Not only is this film surreal, brilliantly clever and thought provoking, it is also laugh out loud funny. Some of the characters Craig meets are absolutely hilarious, their lines delivered with perfect timing, and Charlie Kaufman’s script delivering on every level. Especially funny are Craig’s boss who is convinced he has a speech impediment despite speaking very clearly, and the secretary Floris (Mary Kay Place) who mishears everything Craig says.
A lot of the film takes place at Craig’s office building, where he works on floor 7 1/2. The ceilings are very low so everyone walks around hunched over, and it is just a wonderful little detail. There is no need for at all really but it adds another element of humour and mystery. John Cusack acts his part brilliantly throughout the film, but a particular highlight for me was his arrival at the floor and how he reacts to these new strange surroundings.

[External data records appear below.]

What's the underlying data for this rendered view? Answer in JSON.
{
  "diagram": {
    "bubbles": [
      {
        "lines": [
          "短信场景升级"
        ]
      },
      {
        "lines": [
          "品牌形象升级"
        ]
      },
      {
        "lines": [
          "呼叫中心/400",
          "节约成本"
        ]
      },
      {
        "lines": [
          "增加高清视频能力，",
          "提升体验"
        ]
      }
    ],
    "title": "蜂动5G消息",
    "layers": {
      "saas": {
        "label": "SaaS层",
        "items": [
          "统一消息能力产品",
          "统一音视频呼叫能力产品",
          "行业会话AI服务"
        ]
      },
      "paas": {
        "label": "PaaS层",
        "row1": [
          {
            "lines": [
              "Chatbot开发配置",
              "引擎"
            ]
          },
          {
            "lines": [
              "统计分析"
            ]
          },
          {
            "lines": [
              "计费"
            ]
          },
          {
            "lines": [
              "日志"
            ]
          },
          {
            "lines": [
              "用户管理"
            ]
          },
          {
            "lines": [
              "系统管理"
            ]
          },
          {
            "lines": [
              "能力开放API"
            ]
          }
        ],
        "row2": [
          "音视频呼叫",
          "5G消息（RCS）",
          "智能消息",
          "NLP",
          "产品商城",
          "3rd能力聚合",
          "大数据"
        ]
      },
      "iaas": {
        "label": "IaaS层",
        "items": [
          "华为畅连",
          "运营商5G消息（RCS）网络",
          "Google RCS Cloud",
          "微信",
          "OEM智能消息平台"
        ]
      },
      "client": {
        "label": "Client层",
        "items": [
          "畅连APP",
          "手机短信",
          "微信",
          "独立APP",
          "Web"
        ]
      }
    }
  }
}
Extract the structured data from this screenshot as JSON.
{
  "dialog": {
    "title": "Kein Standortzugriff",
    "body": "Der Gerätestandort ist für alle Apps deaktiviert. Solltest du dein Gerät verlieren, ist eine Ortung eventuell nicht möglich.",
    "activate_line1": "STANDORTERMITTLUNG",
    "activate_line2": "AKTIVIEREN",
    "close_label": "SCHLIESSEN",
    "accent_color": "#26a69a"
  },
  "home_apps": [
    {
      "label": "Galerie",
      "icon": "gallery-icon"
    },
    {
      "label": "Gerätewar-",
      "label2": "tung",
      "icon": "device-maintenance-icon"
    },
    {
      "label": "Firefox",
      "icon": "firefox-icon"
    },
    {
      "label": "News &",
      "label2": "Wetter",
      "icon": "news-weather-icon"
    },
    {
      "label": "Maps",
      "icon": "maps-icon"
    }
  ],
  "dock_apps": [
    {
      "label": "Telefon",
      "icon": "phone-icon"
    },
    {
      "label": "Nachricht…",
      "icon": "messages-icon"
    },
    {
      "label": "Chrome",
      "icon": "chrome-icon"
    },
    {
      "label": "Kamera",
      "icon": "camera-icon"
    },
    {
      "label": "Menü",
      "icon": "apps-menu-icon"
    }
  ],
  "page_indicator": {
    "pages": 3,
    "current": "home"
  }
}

One main character I haven’t even mentioned yet is Craig’s wife Lotte, played by Cameron Diaz. From the off, we realise that she is not your average wife. She has a slightly unhealthy obsession with her pets, of which there are many. The standout being her pet chimpanzee, who she treats like she would a child, and it is clear that although Craig has gotten used to this way of living he does not necessarily enjoy it.
The story picks up a gear once Lotte has experienced being John Malkovich. She claims that when she is in his head, everything makes sense and so this leads her to believe that she wants a sex change. She becomes attracted to Maxine as well, except now there’s a difference. The feeling is mutual.
The relationship is far from straightforward however, but I won’t say anymore than that. I can only highly encourage you to see it for yourself.
Craig mentions a couple of times that his love for puppeteering comes from the sense of being in someone else’s body, the feeling of control and being able to see things from the perspective of the puppets. It is this passion combined with the complicated love triangle that leads to the real crux of the film, and it is so clever, so superbly acted and yet so strangely simple that it somehow starts to feel normal yet manages to keep that sense of surrealism.
John Malkovich is wonderful as himself, which may not sound that impressive but his is a performance which must be watched if you haven’t already seen it. Catherine Keener brings a wonderfully brutal, sarcastic quality to the role of Maxine. She’s actually a real bitch but it’s impossible not to like her.
It’s a film full of memorable, fantastic scenes, one of which includes a hilarious cameo from Willie Garson. To top it all off, there is a brilliant twist involving Craig’s boss Dr. Lester (Orson Bean) which I did not see coming.
Before I finish I must also mention the music by Carter Burwell. It is a very subtle, beautiful score which features some very calming slow piano pieces that fit the tone of the film excellently.
A brilliantly entertaining film that will not only make you laugh, but will also make you think. A ridiculously silly concept, but one that works so well thanks to the very talented cast, brilliant direction from Spike Jonze and of course a memorable script from the genius that is Charlie Kaufman.
A fairly extensive range of extras are available. A theatrical trailer and some TV spots however aren’t the most exciting things in the world. There is also the 7 1/2 floor orientation that Craig has to sit through in the film, not sure why they have included it as a bonus feature though. One viewing is enough.
You can also rewatch another short clip from the film about John Malkovich the puppeteer, which again I don’t really count as a bonus feature because you have already seen it.
What is surely the most interesting of the extras is a short, 3 minute interview with director Spike Jonze. It is unlike any interview you will ever see, and ends in a very strange way. See it for yourself to understand. There is also Spike Jonze’s photo album which contains 31 on-set photos, some in colour but most black and white. There is also some background information on the main cast and crew.